Many other revolutionaries that followed their version of "people's war" didn't follow the strict Maoist line. Castro, for example, put military operations ahead of political organization, in the hopes that "psychological warfare and terrorism" might inspire respect and support for the revolutionaries during the first phase of his foco strategy. In the Philippines, the Hukbalahap guerrillas, whom Muckian cites as an example of classic Maoist strategy, started as several different factions. Even after Luis Taruc nominally unified the entire Huk organization, some cleavages and rivalries among guerrilla commanders and groups still remained. In El Salvador, the FMLN started and ended its history as Maoist insurgents as no less than five distinct guerrilla factions.
Without having to pummel you with more examples of "Maoists" who were not completely unified, following the CCP's three-stage revolutionary strategy, I'm sure you get the point. Even Muckian's idea that there is some new, 21st-century connection between organized crime and revolutionary groups falls apart, once you take even a quick look at a few 20th-century insurgencies. (Has Muckian never heard about the FARC's connections to Colombian drug trafficking? Or the way Afghan opium exports helped the mujahideen?)
Sure, many revolutionaries have improved their ability to operate in more loose organizations, share technical information with other revolutionaries, and siphon money and intelligence through criminal connections. The evolutionary process of measure and countermeasure in revolutionary conflict has, in large part, selected for groups that have mastered these skills. That's not to say, however, that we've entered a brand new age of revolutionary "netwar."
In the 1960s, when "people's wars" were occurring on nearly every continent, anxious observers often made guerrillas into revolutionary supermen, incapable of being defeated. They had somehow mastered some new political and military voodoo, against which the United States and its allies seemed relatively powerless.
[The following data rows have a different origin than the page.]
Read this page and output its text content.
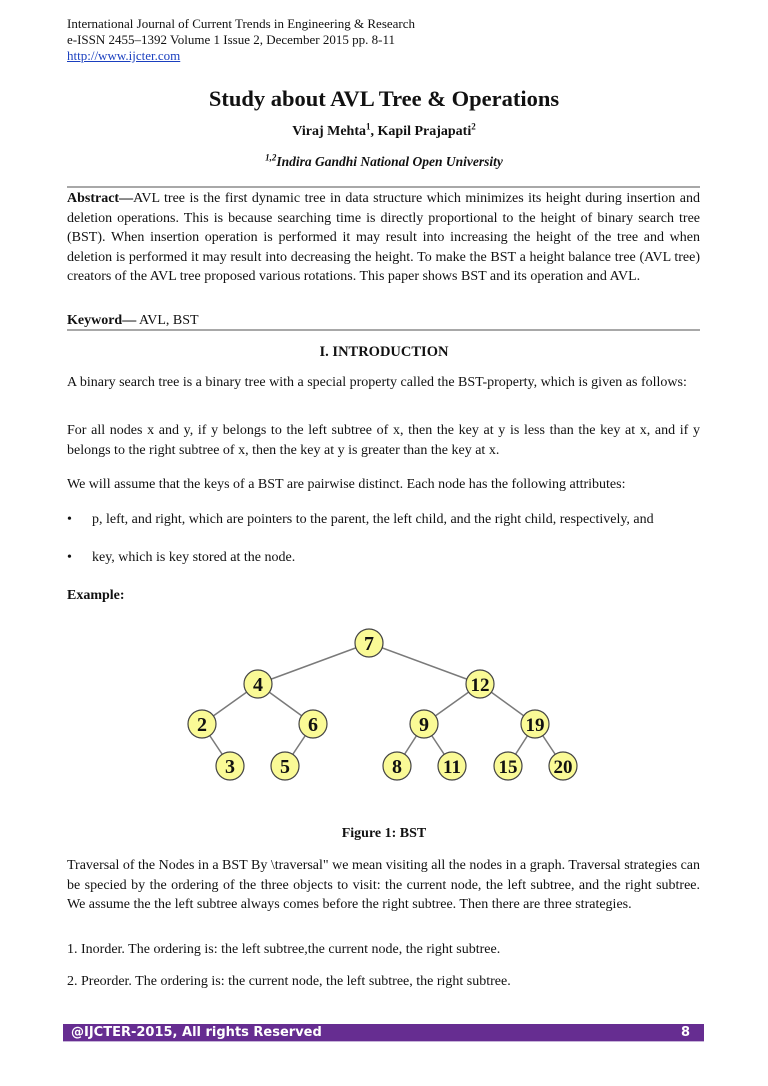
International Journal of Current Trends in Engineering & Research
e-ISSN 2455–1392 Volume 1 Issue 2, December 2015 pp. 8-11
http://www.ijcter.com
Study about AVL Tree & Operations
Viraj Mehta$^1$, Kapil Prajapati$^2$
$^{1,2}$Indira Gandhi National Open University
Abstract—AVL tree is the first dynamic tree in data structure which minimizes its height during insertion and deletion operations. This is because searching time is directly proportional to the height of binary search tree (BST). When insertion operation is performed it may result into increasing the height of the tree and when deletion is performed it may result into decreasing the height. To make the BST a height balance tree (AVL tree) creators of the AVL tree proposed various rotations. This paper shows BST and its operation and AVL.
Keyword— AVL, BST
I. INTRODUCTION
A binary search tree is a binary tree with a special property called the BST-property, which is given as follows:
For all nodes x and y, if y belongs to the left subtree of x, then the key at y is less than the key at x, and if y belongs to the right subtree of x, then the key at y is greater than the key at x.
We will assume that the keys of a BST are pairwise distinct. Each node has the following attributes:
•	p, left, and right, which are pointers to the parent, the left child, and the right child, respectively, and
•	key, which is key stored at the node.
Example:
7
4	12
2	6	9	19
3 5	8 11 15 20
Figure 1: BST
Traversal of the Nodes in a BST By \traversal" we mean visiting all the nodes in a graph. Traversal strategies can be specied by the ordering of the three objects to visit: the current node, the left subtree, and the right subtree. We assume the the left subtree always comes before the right subtree. Then there are three strategies.
1. Inorder. The ordering is: the left subtree,the current node, the right subtree.
2. Preorder. The ordering is: the current node, the left subtree, the right subtree.
@IJCTER-2015, All rights Reserved	8
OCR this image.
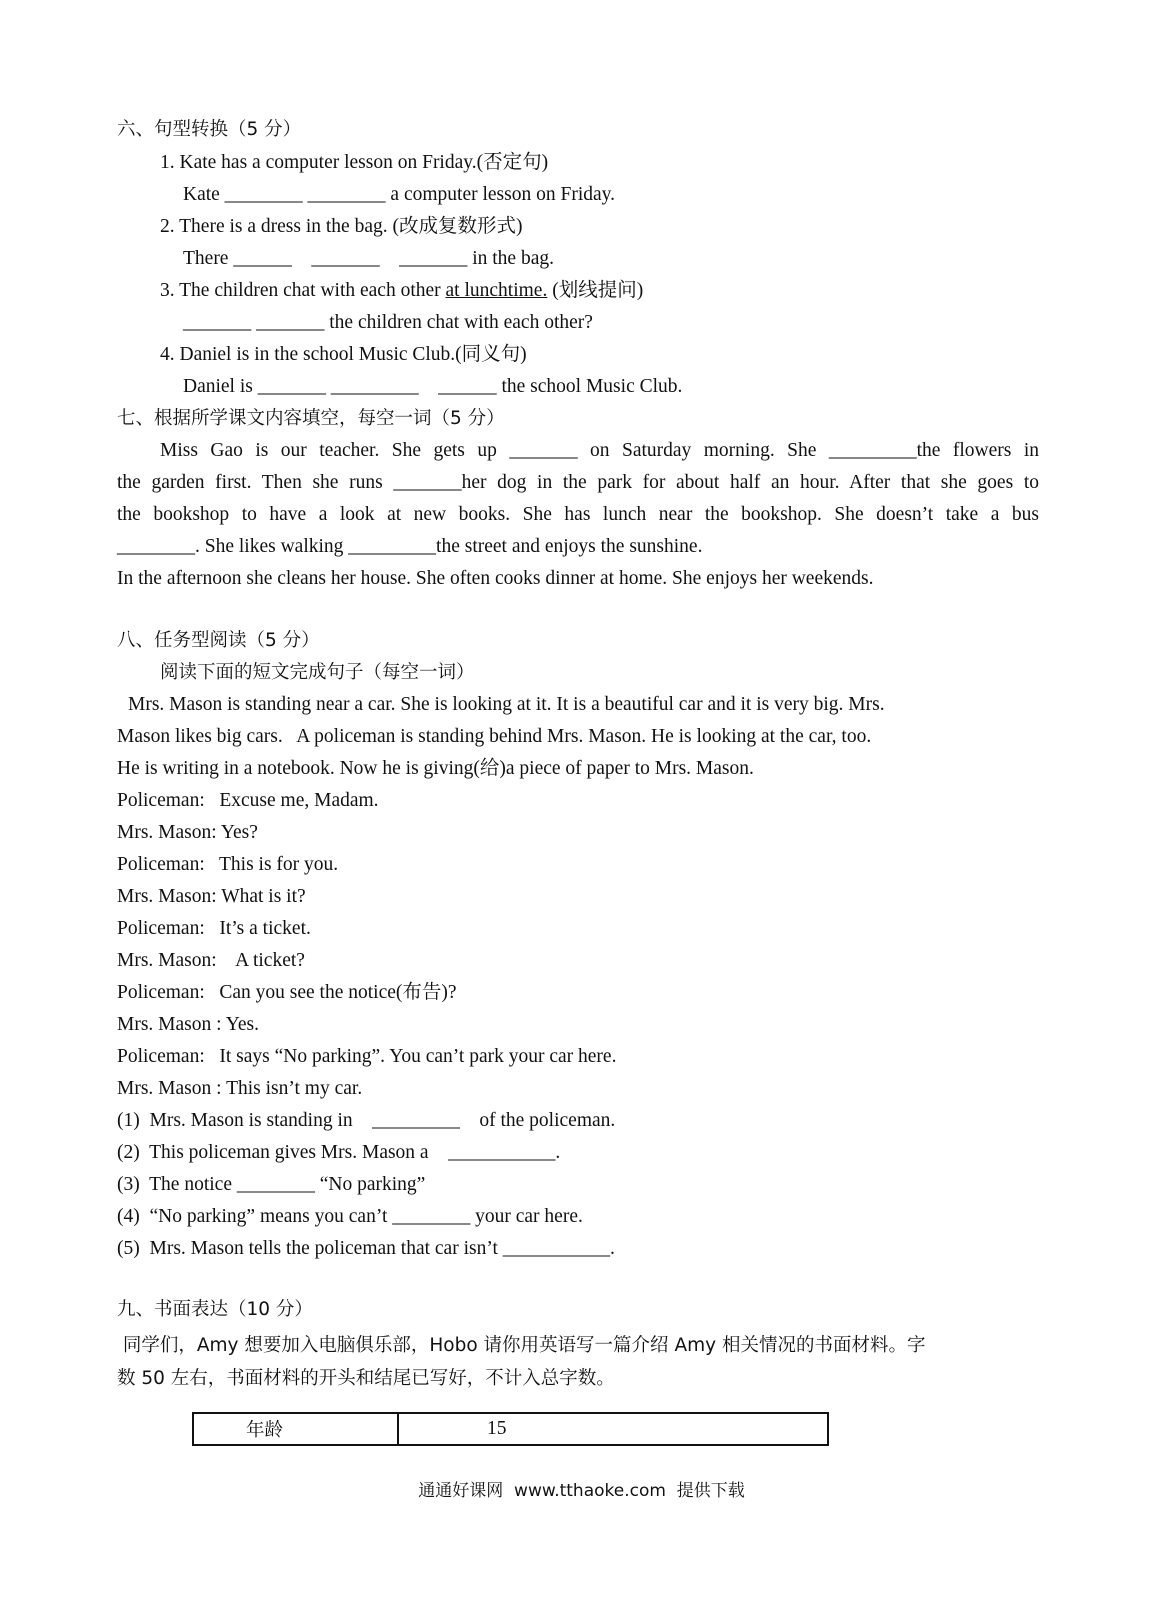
六、句型转换（5 分）
1. Kate has a computer lesson on Friday.(否定句)
Kate ________ ________ a computer lesson on Friday.
2. There is a dress in the bag. (改成复数形式)
There ______    _______    _______ in the bag.
3. The children chat with each other at lunchtime. (划线提问)
_______ _______ the children chat with each other?
4. Daniel is in the school Music Club.(同义句)
Daniel is _______ _________    ______ the school Music Club.
七、根据所学课文内容填空，每空一词（5 分）
Miss Gao is our teacher. She gets up _______ on Saturday morning. She _________the flowers in
the garden first. Then she runs _______her dog in the park for about half an hour. After that she goes to
the bookshop to have a look at new books. She has lunch near the bookshop. She doesn’t take a bus
________. She likes walking _________the street and enjoys the sunshine.
In the afternoon she cleans her house. She often cooks dinner at home. She enjoys her weekends.
八、任务型阅读（5 分）
阅读下面的短文完成句子（每空一词）
Mrs. Mason is standing near a car. She is looking at it. It is a beautiful car and it is very big. Mrs.
Mason likes big cars.   A policeman is standing behind Mrs. Mason. He is looking at the car, too.
He is writing in a notebook. Now he is giving(给)a piece of paper to Mrs. Mason.
Policeman:   Excuse me, Madam.
Mrs. Mason: Yes?
Policeman:   This is for you.
Mrs. Mason: What is it?
Policeman:   It’s a ticket.
Mrs. Mason:    A ticket?
Policeman:   Can you see the notice(布告)?
Mrs. Mason : Yes.
Policeman:   It says “No parking”. You can’t park your car here.
Mrs. Mason : This isn’t my car.
(1)  Mrs. Mason is standing in    _________    of the policeman.
(2)  This policeman gives Mrs. Mason a    ___________.
(3)  The notice ________ “No parking”
(4)  “No parking” means you can’t ________ your car here.
(5)  Mrs. Mason tells the policeman that car isn’t ___________.
九、书面表达（10 分）
同学们，Amy 想要加入电脑俱乐部，Hobo 请你用英语写一篇介绍 Amy 相关情况的书面材料。字
数 50 左右，书面材料的开头和结尾已写好，不计入总字数。
年龄	15
通通好课网  www.tthaoke.com  提供下载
In hindsight, these concerns were unjustified--as was the image of the Guevaran Übermensch. Most of these insurgencies failed. Others that were more Leninist than Maoist (the Sandinistas, the Islamists in Iran, etc.) succeeded. Learning how to beat the Maoist strategy was important, but so too was a deep understanding of the peculiarities of a country in which the guerrillas claimed to be waging a "people's war."
The fact that the Iraqi insurgency is a bewildering collection of small groups that frequently collaborate with one another is not a sign of a scary new age of "netwar." Instead, it is a tragically botched opportunity, a situation in which the government under siege and its great power patron should have been able to capitalize, during the first years of the occupation, on the small size and relative unpopularity of the insurgents.